Oklahoma Urban Search & Rescue
On my way to Guthrie Green, I got a call from Scott telling me to go to Fire Station #5 so we could meet with Oklahoma Urban Search & Rescue Tulsa task force Captain Terry Sivadon about starting a mobile app to help disaster recovery activities. Terry had some great and recent input for two apps that could really help them:
- Call/Text/Email deployment – A single app to blast an organizing message to task force members across email, phone calls, and text messages and allow them to respond for deployment.
- Search & Rescue operations – A mobile app to let task force responders report and survey field operations in real time and real location.
In the afternoon we put some very rough code onto github and made a quick website for the idea.
Just today, I’ve been speaking to Jessica and Anoop from the Rockaway Beach event about apps they also started for ongoing Hurricane Sandy recovery up in New York. Anoop also made a Call/Text/Email prototype so we’ll probably join forces to deploy it in both communities. Jessica showed me the mockups for a “Pin your Problem” app designed by high school students up there, and I showed her John’s excellent “Proto Tour” HTML5 app for geo-tagging data in real-time. Between that and his equally impressive Tulsa Fire Dispatch mapping app, I think we’re starting something really awesome across our communities.
Follow us on twitter and we’ll keep you posted on how Open Search & Rescue progresses.
Tulsa Wiki Editathon
At the TulsaWiki Editathon at Central Library, we added 85 pages, 33 maps, and 23 users to the TulsaWiki in one day!

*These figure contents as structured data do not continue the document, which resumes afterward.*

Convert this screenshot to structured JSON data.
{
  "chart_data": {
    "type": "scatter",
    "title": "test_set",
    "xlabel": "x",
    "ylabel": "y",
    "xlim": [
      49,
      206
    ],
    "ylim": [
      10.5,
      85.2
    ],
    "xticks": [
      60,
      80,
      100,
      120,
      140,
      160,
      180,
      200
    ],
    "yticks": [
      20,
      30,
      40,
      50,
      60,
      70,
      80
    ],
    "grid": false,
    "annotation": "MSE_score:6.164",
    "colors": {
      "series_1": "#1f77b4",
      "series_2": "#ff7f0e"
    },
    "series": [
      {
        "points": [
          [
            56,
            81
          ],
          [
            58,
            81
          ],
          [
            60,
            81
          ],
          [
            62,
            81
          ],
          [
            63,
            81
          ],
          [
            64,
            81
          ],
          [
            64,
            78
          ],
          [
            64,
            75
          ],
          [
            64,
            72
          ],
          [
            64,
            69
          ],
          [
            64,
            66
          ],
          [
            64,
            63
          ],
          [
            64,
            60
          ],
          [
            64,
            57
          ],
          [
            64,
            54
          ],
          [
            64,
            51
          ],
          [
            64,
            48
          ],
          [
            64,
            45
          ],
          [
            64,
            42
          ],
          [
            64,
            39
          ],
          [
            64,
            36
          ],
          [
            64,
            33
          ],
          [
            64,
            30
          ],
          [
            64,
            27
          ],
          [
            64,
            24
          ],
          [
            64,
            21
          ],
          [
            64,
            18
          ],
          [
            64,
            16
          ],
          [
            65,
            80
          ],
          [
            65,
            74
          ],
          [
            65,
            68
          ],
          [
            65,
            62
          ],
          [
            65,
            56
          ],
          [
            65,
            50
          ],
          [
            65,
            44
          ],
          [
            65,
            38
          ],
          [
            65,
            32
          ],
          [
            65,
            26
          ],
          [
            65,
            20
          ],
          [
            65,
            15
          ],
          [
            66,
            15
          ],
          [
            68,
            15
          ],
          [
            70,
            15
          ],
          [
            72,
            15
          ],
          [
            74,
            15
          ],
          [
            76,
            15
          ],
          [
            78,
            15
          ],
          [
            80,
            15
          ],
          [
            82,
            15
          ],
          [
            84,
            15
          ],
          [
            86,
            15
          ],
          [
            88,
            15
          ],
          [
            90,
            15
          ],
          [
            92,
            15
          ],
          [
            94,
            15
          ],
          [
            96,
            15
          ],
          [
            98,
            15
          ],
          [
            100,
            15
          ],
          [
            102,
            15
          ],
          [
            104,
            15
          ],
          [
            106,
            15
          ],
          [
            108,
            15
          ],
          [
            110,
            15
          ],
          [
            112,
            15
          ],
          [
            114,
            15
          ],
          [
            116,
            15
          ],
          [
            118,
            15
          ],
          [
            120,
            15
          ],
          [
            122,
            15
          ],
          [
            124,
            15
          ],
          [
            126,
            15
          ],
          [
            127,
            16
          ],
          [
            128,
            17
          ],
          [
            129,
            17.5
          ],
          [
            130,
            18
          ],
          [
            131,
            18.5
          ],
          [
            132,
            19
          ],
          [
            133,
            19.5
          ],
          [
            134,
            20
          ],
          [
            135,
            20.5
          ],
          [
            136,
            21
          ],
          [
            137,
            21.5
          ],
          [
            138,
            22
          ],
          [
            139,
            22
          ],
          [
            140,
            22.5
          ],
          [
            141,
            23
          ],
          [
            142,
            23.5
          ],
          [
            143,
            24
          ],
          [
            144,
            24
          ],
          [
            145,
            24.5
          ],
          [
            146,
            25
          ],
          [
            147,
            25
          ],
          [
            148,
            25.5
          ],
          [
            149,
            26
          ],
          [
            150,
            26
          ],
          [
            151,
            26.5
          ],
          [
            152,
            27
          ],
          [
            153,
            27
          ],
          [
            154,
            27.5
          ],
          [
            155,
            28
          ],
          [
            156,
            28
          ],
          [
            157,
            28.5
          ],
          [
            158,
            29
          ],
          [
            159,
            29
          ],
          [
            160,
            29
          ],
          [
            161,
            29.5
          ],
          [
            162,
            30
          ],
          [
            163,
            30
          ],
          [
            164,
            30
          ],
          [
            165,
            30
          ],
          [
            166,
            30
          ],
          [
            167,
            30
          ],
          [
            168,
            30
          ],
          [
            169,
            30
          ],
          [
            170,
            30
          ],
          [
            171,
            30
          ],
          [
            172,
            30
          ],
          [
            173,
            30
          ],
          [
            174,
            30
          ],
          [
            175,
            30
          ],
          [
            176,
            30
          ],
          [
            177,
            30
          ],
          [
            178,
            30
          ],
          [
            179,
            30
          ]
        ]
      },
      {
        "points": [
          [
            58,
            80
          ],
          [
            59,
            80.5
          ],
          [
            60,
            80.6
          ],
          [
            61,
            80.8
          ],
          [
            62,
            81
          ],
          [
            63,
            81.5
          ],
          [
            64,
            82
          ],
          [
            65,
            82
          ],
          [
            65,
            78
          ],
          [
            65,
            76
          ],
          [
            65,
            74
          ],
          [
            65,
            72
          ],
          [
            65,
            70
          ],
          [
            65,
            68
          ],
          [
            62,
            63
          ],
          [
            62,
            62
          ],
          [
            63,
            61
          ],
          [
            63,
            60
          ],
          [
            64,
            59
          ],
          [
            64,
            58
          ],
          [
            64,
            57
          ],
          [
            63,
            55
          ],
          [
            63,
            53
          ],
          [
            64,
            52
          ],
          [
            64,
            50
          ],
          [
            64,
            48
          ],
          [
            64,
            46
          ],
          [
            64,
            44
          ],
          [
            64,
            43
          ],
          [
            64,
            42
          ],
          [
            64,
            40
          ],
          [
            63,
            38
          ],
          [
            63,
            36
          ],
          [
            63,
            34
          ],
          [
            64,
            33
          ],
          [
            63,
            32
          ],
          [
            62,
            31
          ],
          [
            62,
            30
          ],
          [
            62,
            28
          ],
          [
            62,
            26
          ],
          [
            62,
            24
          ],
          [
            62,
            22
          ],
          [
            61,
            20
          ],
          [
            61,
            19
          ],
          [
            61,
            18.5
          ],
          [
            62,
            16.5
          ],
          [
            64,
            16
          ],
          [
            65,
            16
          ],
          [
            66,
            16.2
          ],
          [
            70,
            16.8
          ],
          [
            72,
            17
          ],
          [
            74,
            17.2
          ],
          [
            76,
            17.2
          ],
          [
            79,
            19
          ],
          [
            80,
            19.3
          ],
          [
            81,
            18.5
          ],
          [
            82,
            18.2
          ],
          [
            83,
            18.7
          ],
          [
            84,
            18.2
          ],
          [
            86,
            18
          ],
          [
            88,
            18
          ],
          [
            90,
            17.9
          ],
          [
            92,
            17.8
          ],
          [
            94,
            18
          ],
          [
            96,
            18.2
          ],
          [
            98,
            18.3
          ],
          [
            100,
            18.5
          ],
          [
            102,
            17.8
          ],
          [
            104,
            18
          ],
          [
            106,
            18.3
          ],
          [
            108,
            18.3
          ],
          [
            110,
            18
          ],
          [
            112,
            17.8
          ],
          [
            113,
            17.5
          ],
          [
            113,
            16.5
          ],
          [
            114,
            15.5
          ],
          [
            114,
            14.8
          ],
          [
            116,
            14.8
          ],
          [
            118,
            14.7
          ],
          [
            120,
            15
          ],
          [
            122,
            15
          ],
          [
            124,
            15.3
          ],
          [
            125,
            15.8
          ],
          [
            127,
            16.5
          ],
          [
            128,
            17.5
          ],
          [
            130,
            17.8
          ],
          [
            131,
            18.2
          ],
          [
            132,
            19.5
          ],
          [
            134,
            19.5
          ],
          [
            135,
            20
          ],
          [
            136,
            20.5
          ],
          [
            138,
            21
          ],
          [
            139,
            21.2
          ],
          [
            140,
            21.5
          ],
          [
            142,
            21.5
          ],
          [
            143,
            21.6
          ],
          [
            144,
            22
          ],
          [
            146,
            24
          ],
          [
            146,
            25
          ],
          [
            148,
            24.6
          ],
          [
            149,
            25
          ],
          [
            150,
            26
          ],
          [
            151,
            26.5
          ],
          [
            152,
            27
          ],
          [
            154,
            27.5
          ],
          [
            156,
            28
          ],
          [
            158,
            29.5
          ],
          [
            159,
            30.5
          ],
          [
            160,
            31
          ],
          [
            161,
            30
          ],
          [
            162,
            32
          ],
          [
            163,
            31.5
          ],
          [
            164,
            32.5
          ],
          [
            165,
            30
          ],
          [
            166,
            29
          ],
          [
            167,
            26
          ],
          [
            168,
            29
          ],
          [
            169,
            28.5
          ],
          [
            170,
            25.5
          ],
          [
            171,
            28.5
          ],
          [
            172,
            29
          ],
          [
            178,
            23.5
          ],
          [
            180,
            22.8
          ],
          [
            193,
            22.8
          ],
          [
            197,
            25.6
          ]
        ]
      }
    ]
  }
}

Our collaboration and promotion around National Day of Civic Hacking resulted in the addition of about 265 pages in the last three months—an increase of 530%! Our Central Children’s Department also created a great Kids Wiki (a low-tech, high visibility banner), to include our youngest hackers.
Guthrie Green LocalTour App
After our meeting with OK US&R, we headed over to Guthrie Green to start some work on LocalTour. As mentioned, John had already built a Proto Tour app. As we sat down to start, surprise – 4 college students showed up! They were all interns from ConocoPhillips who heard about our event from Matt.
With them we continued to work on LocalTour. The code is on GitHub and the app itself is already online – though it’s still hard-coded to TulsaWiki. So we still have some work to do, but we’ve filed issues on GitHub and are getting to them as we can. We hope to make this a national app that can be used by any city running a LocalWiki.
Code for Tulsa Brigade Meetup
At lunch time we went back to the library for our Code for Tulsa Brigade Meetup. Gary Shaffer started us out with a great summary of the digital resources that Tulsa Library offers – which includes TulsaWiki of course! Tulsa Library is striving to become a place where citizens can convene, collaborate, and create. After that, I gave a brief overview of the Code for Tulsa story – how we started and the projects we’ve worked on over the last couple years.
Then we let developers show demos of the apps so everyone could talk about how to improve them or what kinds of new apps we should start. I got to talk with Wendy Martin – Records Manager for City of Tulsa – about opening and publishing more city data so developers can build more and better things for Tulsa.
Kathy Taylor also came by! She checked out each of our demos and encouraged us all to keep up the good work.